Learning how to be good at your job is easy, but having what it takes to be great and be recognized by your peers and managers as a rising star requires extra effort and attention to something known as your soft skills. The senior women we interview often encourage young people to distinguish themselves from the pack as early on in their career as they possibly can.
But, this can be easier said than done when you look around and notice that most of your peers are essentially at the same technical level as you are. So what is going to make the difference between good and great at work? Listening, leading with compassion, adapting to change, being a good team player — all of these attributes (and much more) make up your unique set of soft skills, or what is commonly referred to as emotional intelligence.
Improving your soft skills, in addition to keeping your technical skills sharp, is one of the fastest ways to elevate yourself above the competition. Since developing your soft skills is such an important aspect of your career advancement and professional development, we have compiled some important tips for honing your soft skills at work. Following these simple tips will make you a more valuable asset to your company.
Tips for Improving Your Soft Skills at Work:
Tip #1 – Listen Up
Paying attention to your colleagues should not be considered a skill, but sometimes it is easy to get caught up in your own task list and not give your co-workers your full attention.
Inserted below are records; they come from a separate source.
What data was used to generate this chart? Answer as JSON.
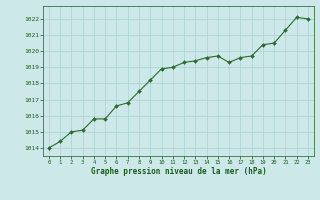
{
  "x": [
    0,
    1,
    2,
    3,
    4,
    5,
    6,
    7,
    8,
    9,
    10,
    11,
    12,
    13,
    14,
    15,
    16,
    17,
    18,
    19,
    20,
    21,
    22,
    23
  ],
  "y": [
    1014.0,
    1014.4,
    1015.0,
    1015.1,
    1015.8,
    1015.8,
    1016.6,
    1016.8,
    1017.5,
    1018.2,
    1018.9,
    1019.0,
    1019.3,
    1019.4,
    1019.6,
    1019.7,
    1019.3,
    1019.6,
    1019.7,
    1020.4,
    1020.5,
    1021.3,
    1022.1,
    1022.0
  ],
  "line_color": "#2d6a2d",
  "marker_color": "#2d6a2d",
  "bg_color": "#cce8e8",
  "grid_color": "#aad0d0",
  "xlabel": "Graphe pression niveau de la mer (hPa)",
  "xlabel_color": "#1a5c1a",
  "tick_color": "#1a5c1a",
  "ylim_min": 1013.5,
  "ylim_max": 1022.8,
  "xlim_min": -0.5,
  "xlim_max": 23.5,
  "yticks": [
    1014,
    1015,
    1016,
    1017,
    1018,
    1019,
    1020,
    1021,
    1022
  ],
  "xticks": [
    0,
    1,
    2,
    3,
    4,
    5,
    6,
    7,
    8,
    9,
    10,
    11,
    12,
    13,
    14,
    15,
    16,
    17,
    18,
    19,
    20,
    21,
    22,
    23
  ]
}
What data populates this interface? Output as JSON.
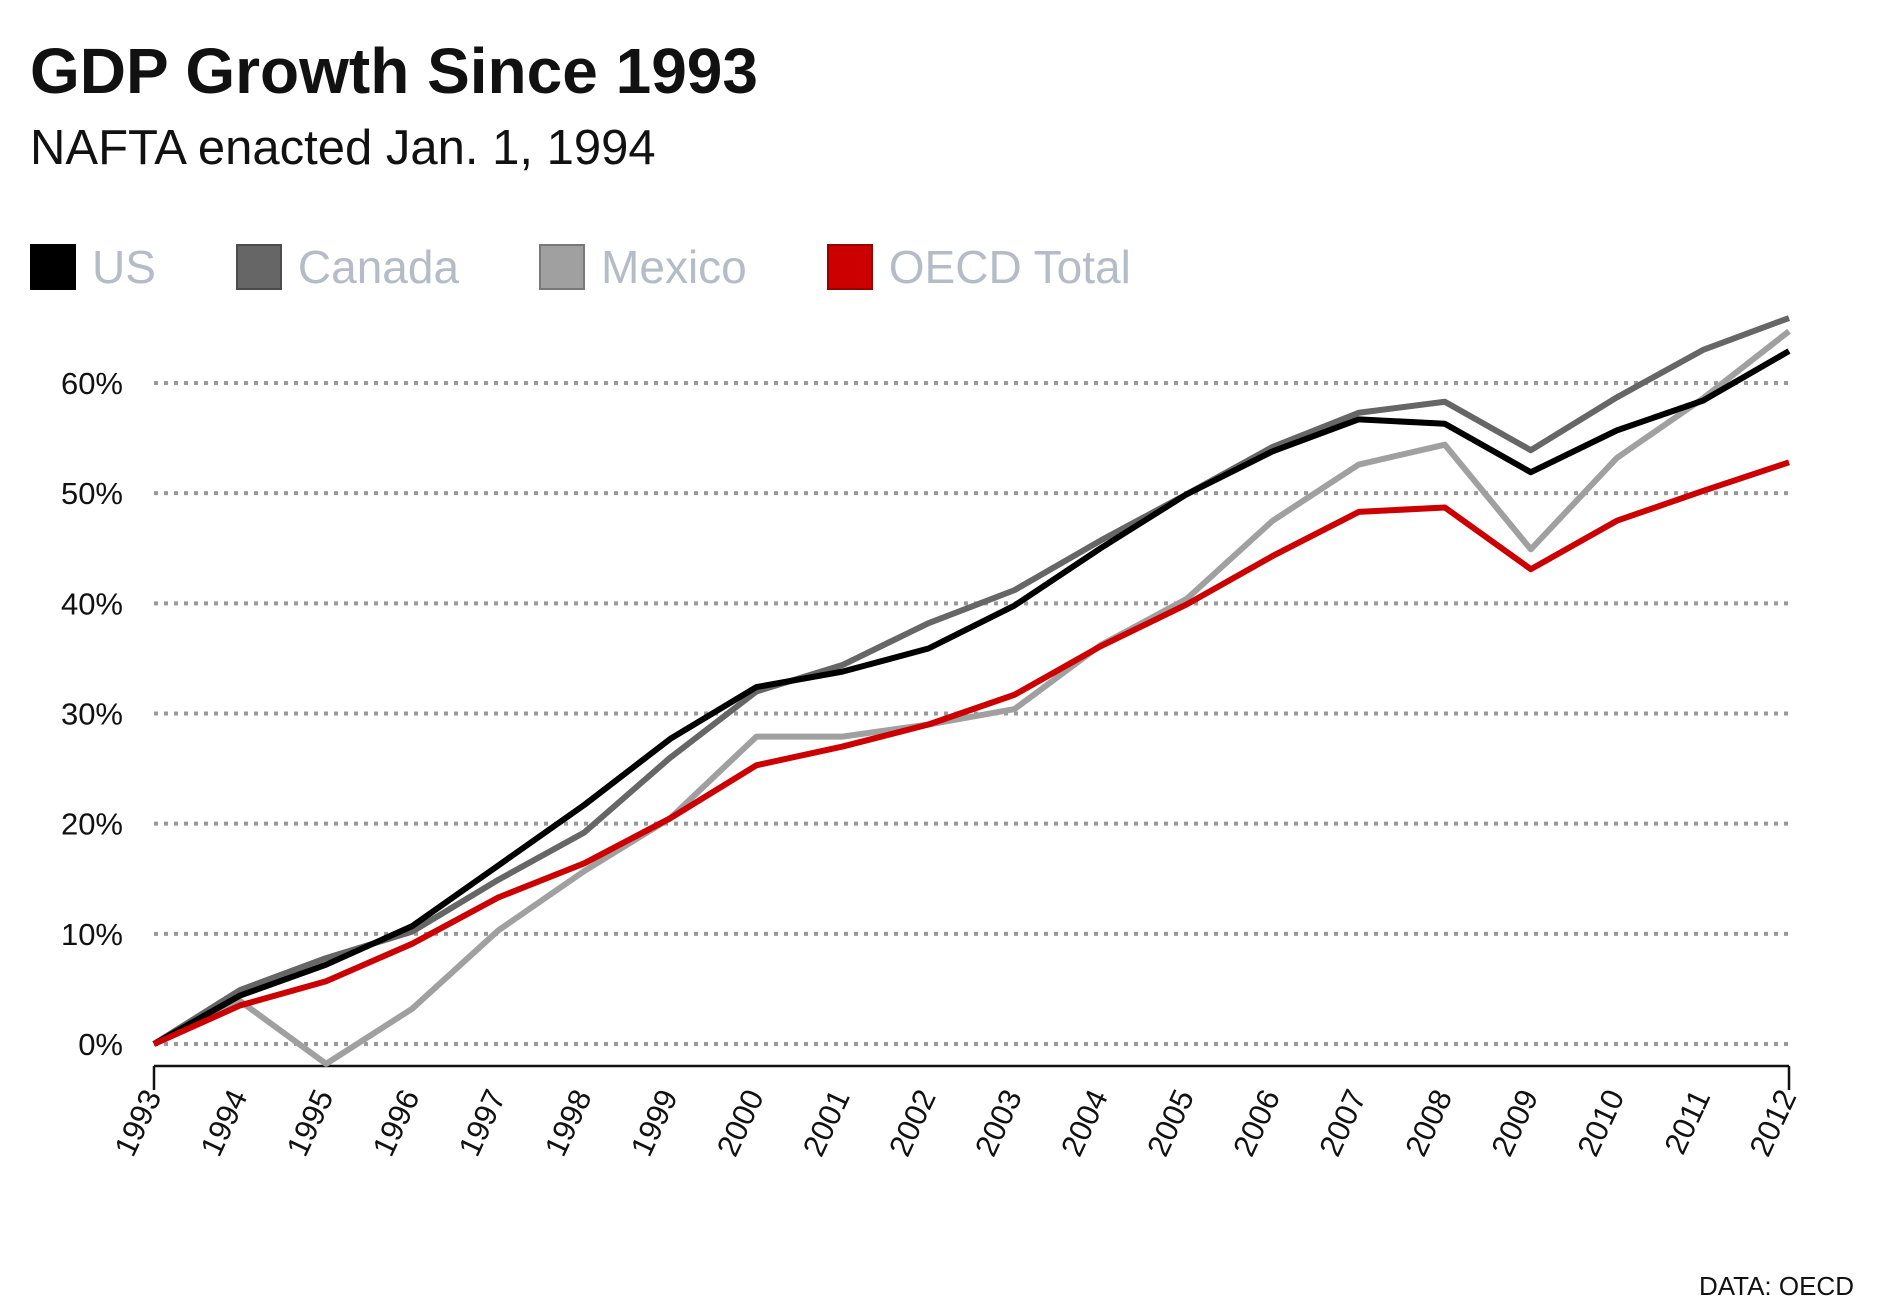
{
  "chart_data": {
    "type": "line",
    "title": "GDP Growth Since 1993",
    "subtitle": "NAFTA enacted Jan. 1, 1994",
    "source": "DATA: OECD",
    "x": [
      1993,
      1994,
      1995,
      1996,
      1997,
      1998,
      1999,
      2000,
      2001,
      2002,
      2003,
      2004,
      2005,
      2006,
      2007,
      2008,
      2009,
      2010,
      2011,
      2012
    ],
    "x_tick_labels": [
      "1993",
      "1994",
      "1995",
      "1996",
      "1997",
      "1998",
      "1999",
      "2000",
      "2001",
      "2002",
      "2003",
      "2004",
      "2005",
      "2006",
      "2007",
      "2008",
      "2009",
      "2010",
      "2011",
      "2012"
    ],
    "y_ticks": [
      0,
      10,
      20,
      30,
      40,
      50,
      60
    ],
    "y_tick_labels": [
      "0%",
      "10%",
      "20%",
      "30%",
      "40%",
      "50%",
      "60%"
    ],
    "ylim": [
      -2,
      67
    ],
    "grid": "horizontal dotted",
    "legend_position": "top-left",
    "series": [
      {
        "name": "US",
        "color": "#000000",
        "values": [
          0,
          4.4,
          7.2,
          10.7,
          16.2,
          21.7,
          27.7,
          32.4,
          33.8,
          35.9,
          39.8,
          45.0,
          49.9,
          53.8,
          56.7,
          56.3,
          51.9,
          55.7,
          58.4,
          62.9
        ]
      },
      {
        "name": "Canada",
        "color": "#666666",
        "values": [
          0,
          4.9,
          7.8,
          10.2,
          14.9,
          19.2,
          26.0,
          32.0,
          34.4,
          38.2,
          41.2,
          45.7,
          49.9,
          54.2,
          57.3,
          58.3,
          53.9,
          58.7,
          63.0,
          65.9
        ]
      },
      {
        "name": "Mexico",
        "color": "#a0a0a0",
        "values": [
          0,
          3.9,
          -1.8,
          3.2,
          10.3,
          15.7,
          20.5,
          27.9,
          27.9,
          29.0,
          30.4,
          36.2,
          40.4,
          47.5,
          52.6,
          54.4,
          44.9,
          53.2,
          58.6,
          64.7
        ]
      },
      {
        "name": "OECD Total",
        "color": "#cc0000",
        "values": [
          0,
          3.5,
          5.7,
          9.1,
          13.3,
          16.4,
          20.5,
          25.3,
          27.0,
          29.0,
          31.7,
          36.1,
          39.9,
          44.3,
          48.3,
          48.7,
          43.1,
          47.5,
          50.2,
          52.8
        ]
      }
    ]
  }
}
Listening to your colleagues, expressing interest and concern, and showing them that you are approachable are such respected traits. This skill will especially come in handy when you are working in a team environment. Taking the time to listen to other people’s thoughts and ideas, even if you disagree, is the ultimate sign of respect. Obviously you can only give so much of yourself at work, but make sure that you do take the time and be attentive to your work environment, and most importantly the people in it.
Tip #2 – Say what you mean and mean what you say
Workplace friction is not pleasant, but most office misunderstandings can be avoided by improving communication. Being direct, concise, and clear whenever you are talking with your colleagues about work will pay off for you in the end. This is especially true when it comes to email communication. Tone can easily be misconstrued in text communications, so if you want to make sure your point comes across as you intend, pick up the phone or take a walk down the hallway and deliver your message in person.
Tip #3 – Be a Team Player
Don’t mistake this soft skill for passivity, but rather learn what it means to be a valuable contributor to a team. Balance is a key factor here. You need to be assertive and make your ideas heard, but you also need to know when to take the backseat and let other members of your team express their thoughts as well. Often, in a team setting, you might be tempted to push your own agenda, but you will be surprised at how much more productive it is to truly embrace all of the different ideas the diverse members of your team have to contribute.
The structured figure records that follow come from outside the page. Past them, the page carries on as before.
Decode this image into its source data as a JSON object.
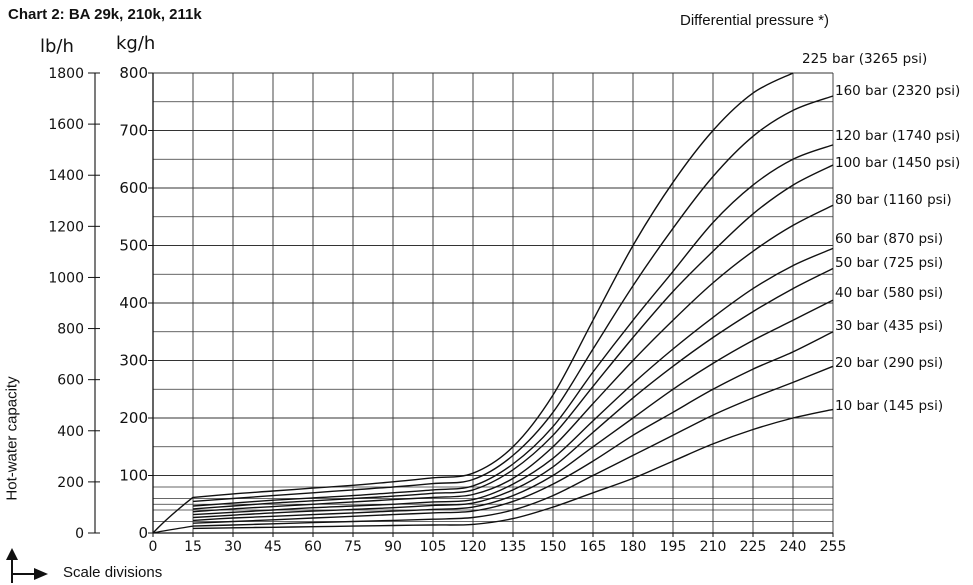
{
  "chart_data": {
    "type": "line",
    "title": "Chart 2: BA 29k, 210k, 211k",
    "legend_title": "Differential pressure *)",
    "xlabel": "Scale divisions",
    "ylabel": "Hot-water capacity",
    "y_unit_left": "lb/h",
    "y_unit_right": "kg/h",
    "xlim": [
      0,
      255
    ],
    "ylim_kg": [
      0,
      800
    ],
    "ylim_lb": [
      0,
      1800
    ],
    "x_ticks": [
      "0",
      "15",
      "30",
      "45",
      "60",
      "75",
      "90",
      "105",
      "120",
      "135",
      "150",
      "165",
      "180",
      "195",
      "210",
      "225",
      "240",
      "255"
    ],
    "y_ticks_kg": [
      "0",
      "100",
      "200",
      "300",
      "400",
      "500",
      "600",
      "700",
      "800"
    ],
    "y_ticks_lb": [
      "0",
      "200",
      "400",
      "600",
      "800",
      "1000",
      "1200",
      "1400",
      "1600",
      "1800"
    ],
    "grid": true,
    "x": [
      0,
      15,
      30,
      45,
      60,
      75,
      90,
      105,
      120,
      135,
      150,
      165,
      180,
      195,
      210,
      225,
      240,
      255
    ],
    "series": [
      {
        "name": "10 bar   (145 psi)",
        "values": [
          null,
          8,
          9,
          10,
          11,
          12,
          13,
          14,
          15,
          25,
          45,
          70,
          95,
          125,
          155,
          180,
          200,
          215
        ]
      },
      {
        "name": "20 bar   (290 psi)",
        "values": [
          null,
          12,
          14,
          16,
          18,
          20,
          22,
          24,
          27,
          40,
          65,
          100,
          135,
          170,
          205,
          235,
          262,
          290
        ]
      },
      {
        "name": "30 bar   (435 psi)",
        "values": [
          null,
          17,
          20,
          23,
          26,
          29,
          32,
          35,
          38,
          55,
          85,
          125,
          170,
          210,
          250,
          285,
          315,
          350
        ]
      },
      {
        "name": "40 bar   (580 psi)",
        "values": [
          null,
          22,
          26,
          29,
          32,
          35,
          38,
          41,
          45,
          65,
          100,
          150,
          200,
          250,
          295,
          335,
          370,
          405
        ]
      },
      {
        "name": "50 bar   (725 psi)",
        "values": [
          null,
          27,
          31,
          35,
          38,
          41,
          44,
          48,
          52,
          75,
          115,
          175,
          235,
          290,
          340,
          385,
          425,
          460
        ]
      },
      {
        "name": "60 bar   (870 psi)",
        "values": [
          null,
          32,
          36,
          40,
          44,
          47,
          50,
          54,
          58,
          85,
          130,
          195,
          260,
          320,
          375,
          425,
          465,
          495
        ]
      },
      {
        "name": "80 bar (1160 psi)",
        "values": [
          null,
          37,
          42,
          46,
          50,
          54,
          58,
          62,
          67,
          95,
          150,
          225,
          300,
          370,
          435,
          490,
          535,
          570
        ]
      },
      {
        "name": "100 bar (1450 psi)",
        "values": [
          null,
          42,
          47,
          52,
          56,
          60,
          64,
          69,
          75,
          110,
          170,
          255,
          340,
          420,
          490,
          555,
          605,
          640
        ]
      },
      {
        "name": "120 bar (1740 psi)",
        "values": [
          null,
          47,
          52,
          57,
          61,
          65,
          70,
          75,
          82,
          120,
          185,
          280,
          370,
          455,
          540,
          605,
          650,
          675
        ]
      },
      {
        "name": "160 bar (2320 psi)",
        "values": [
          null,
          55,
          60,
          65,
          70,
          75,
          80,
          86,
          93,
          135,
          210,
          320,
          430,
          530,
          620,
          690,
          735,
          760
        ]
      },
      {
        "name": "225 bar (3265 psi)",
        "values": [
          null,
          62,
          68,
          73,
          78,
          83,
          89,
          96,
          104,
          150,
          240,
          370,
          500,
          610,
          700,
          765,
          800,
          null
        ]
      }
    ]
  }
}
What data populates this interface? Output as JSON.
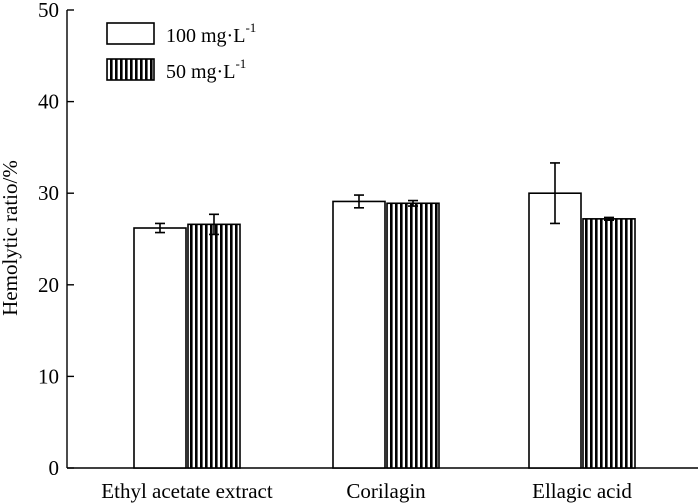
{
  "chart_data": {
    "type": "bar",
    "title": "",
    "xlabel": "",
    "ylabel": "Hemolytic ratio/%",
    "ylim": [
      0,
      50
    ],
    "yticks": [
      0,
      10,
      20,
      30,
      40,
      50
    ],
    "categories": [
      "Ethyl acetate extract",
      "Corilagin",
      "Ellagic acid"
    ],
    "series": [
      {
        "name": "100 mg·L",
        "unit_exponent": "-1",
        "pattern": "open",
        "values": [
          26.2,
          29.1,
          30.0
        ],
        "errors": [
          0.5,
          0.7,
          3.3
        ]
      },
      {
        "name": "50 mg·L",
        "unit_exponent": "-1",
        "pattern": "vertical-stripes",
        "values": [
          26.6,
          28.9,
          27.2
        ],
        "errors": [
          1.1,
          0.3,
          0.15
        ]
      }
    ],
    "legend_position": "top-left"
  }
}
Tip #4 – Be a Compassionate Leader
Being a good leader does not necessarily mean that you need to channel your dark side every time you come to work. On the other hand, there is a lot of research about how leading with compassion and forgiveness can actually be more effective than leading with fear or abusing your power. The best leaders pull up their teams up and elevate the level of knowledge, innovation, and productivity by leading with compassion and respect.
These soft skills will matter in your career development and advancement, especially as you progress in your career and your level of technical skill is at a similar level as your peers. If you neglect these soft skills, you will find yourself missing out on opportunities to take your career to the next level and beyond.